On a different topic, the fatigue experienced after a soccer match is known to be multifactorial, sometimes taking days to fully resolve. Thomas and coauthors investigated recovery of both central and peripheral fatigue after a simulated soccer match. Simulated soccer elicited significant fatigue, which was both central and peripheral in origin, and persisted for up to 3 days post-match. The recovery of central nervous system function was more rapid, with a full recovery by 48 h post, whereas the decline in peripheral function persisted for up to 72 h. These data suggest that decrements in central nervous system function do contribute to the fatigue experienced after soccer, but the slower recovery of peripheral function indicates that processes at the muscle should remain the primary target of post-match recovery strategies.

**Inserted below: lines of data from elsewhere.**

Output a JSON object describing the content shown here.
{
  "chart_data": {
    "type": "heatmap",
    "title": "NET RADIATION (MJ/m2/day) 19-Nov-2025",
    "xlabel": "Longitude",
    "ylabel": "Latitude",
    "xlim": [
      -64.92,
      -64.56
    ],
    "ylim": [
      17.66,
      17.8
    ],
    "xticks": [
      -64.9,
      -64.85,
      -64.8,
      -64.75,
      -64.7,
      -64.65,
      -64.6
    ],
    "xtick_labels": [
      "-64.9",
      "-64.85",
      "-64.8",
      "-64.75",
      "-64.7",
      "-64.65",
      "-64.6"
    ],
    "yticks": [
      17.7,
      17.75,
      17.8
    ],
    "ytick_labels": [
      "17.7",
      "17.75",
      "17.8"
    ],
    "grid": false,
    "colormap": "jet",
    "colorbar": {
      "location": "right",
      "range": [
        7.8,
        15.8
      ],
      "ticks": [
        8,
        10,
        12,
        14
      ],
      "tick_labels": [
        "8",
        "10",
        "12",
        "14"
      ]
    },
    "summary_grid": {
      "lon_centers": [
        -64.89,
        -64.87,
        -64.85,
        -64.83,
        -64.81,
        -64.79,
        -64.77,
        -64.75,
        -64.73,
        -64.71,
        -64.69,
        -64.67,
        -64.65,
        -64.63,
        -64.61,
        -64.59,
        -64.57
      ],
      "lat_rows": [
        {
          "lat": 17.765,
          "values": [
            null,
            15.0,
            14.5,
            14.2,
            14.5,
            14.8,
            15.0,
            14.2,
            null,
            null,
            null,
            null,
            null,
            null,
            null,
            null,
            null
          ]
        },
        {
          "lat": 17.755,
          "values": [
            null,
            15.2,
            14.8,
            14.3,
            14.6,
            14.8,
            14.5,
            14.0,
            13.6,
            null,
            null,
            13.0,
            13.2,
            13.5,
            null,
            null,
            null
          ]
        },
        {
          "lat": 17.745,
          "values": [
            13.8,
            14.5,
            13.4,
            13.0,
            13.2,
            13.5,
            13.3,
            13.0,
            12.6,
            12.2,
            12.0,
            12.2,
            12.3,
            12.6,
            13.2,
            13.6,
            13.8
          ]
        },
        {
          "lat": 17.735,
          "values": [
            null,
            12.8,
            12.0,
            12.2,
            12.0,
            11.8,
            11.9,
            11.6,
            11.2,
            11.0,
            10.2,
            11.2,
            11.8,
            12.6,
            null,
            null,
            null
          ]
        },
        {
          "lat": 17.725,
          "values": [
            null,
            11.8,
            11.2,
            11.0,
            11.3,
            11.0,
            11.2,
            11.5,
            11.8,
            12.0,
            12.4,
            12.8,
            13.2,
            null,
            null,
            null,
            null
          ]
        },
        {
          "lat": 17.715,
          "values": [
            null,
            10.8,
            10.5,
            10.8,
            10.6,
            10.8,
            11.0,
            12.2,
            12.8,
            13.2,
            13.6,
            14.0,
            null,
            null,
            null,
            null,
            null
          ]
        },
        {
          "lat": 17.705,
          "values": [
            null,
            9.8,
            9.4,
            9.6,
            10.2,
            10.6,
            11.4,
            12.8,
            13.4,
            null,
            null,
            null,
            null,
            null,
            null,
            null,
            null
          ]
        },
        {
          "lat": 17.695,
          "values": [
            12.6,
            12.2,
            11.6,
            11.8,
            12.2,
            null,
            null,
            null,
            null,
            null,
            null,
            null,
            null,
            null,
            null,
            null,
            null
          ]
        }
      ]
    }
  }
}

Finally, cigarette smoke exposure is a primary risk factor for lung disease, but there are also numerous extrapulmonary risks. Yet there remains a paucity of studies on the effects of smoke exposure on the extrapulmonary organs in the period that precedes lung impairments. Bowen et al. used an integrative approach to reveal that mice exposed to cigarette-smoke experienced deterioration of the heart, the peripheral vascular endothelium, and the diaphragm, which all occurred before the onset of overt emphysema. However, 6 weeks of high-intensity treadmill training reversed or attenuated these extrapulmonary impairments and this was associated with an improved exercise capacity. If these results translate to humans, they suggest that cigarette smokers, even prior to lung impairments, may be predisposed to extrapulmonary damage to the heart, peripheral endothelium, and diaphragm which collectively reduce exercise capacity. However, these may be ameliorated by exercise training, a non-pharmacological intervention.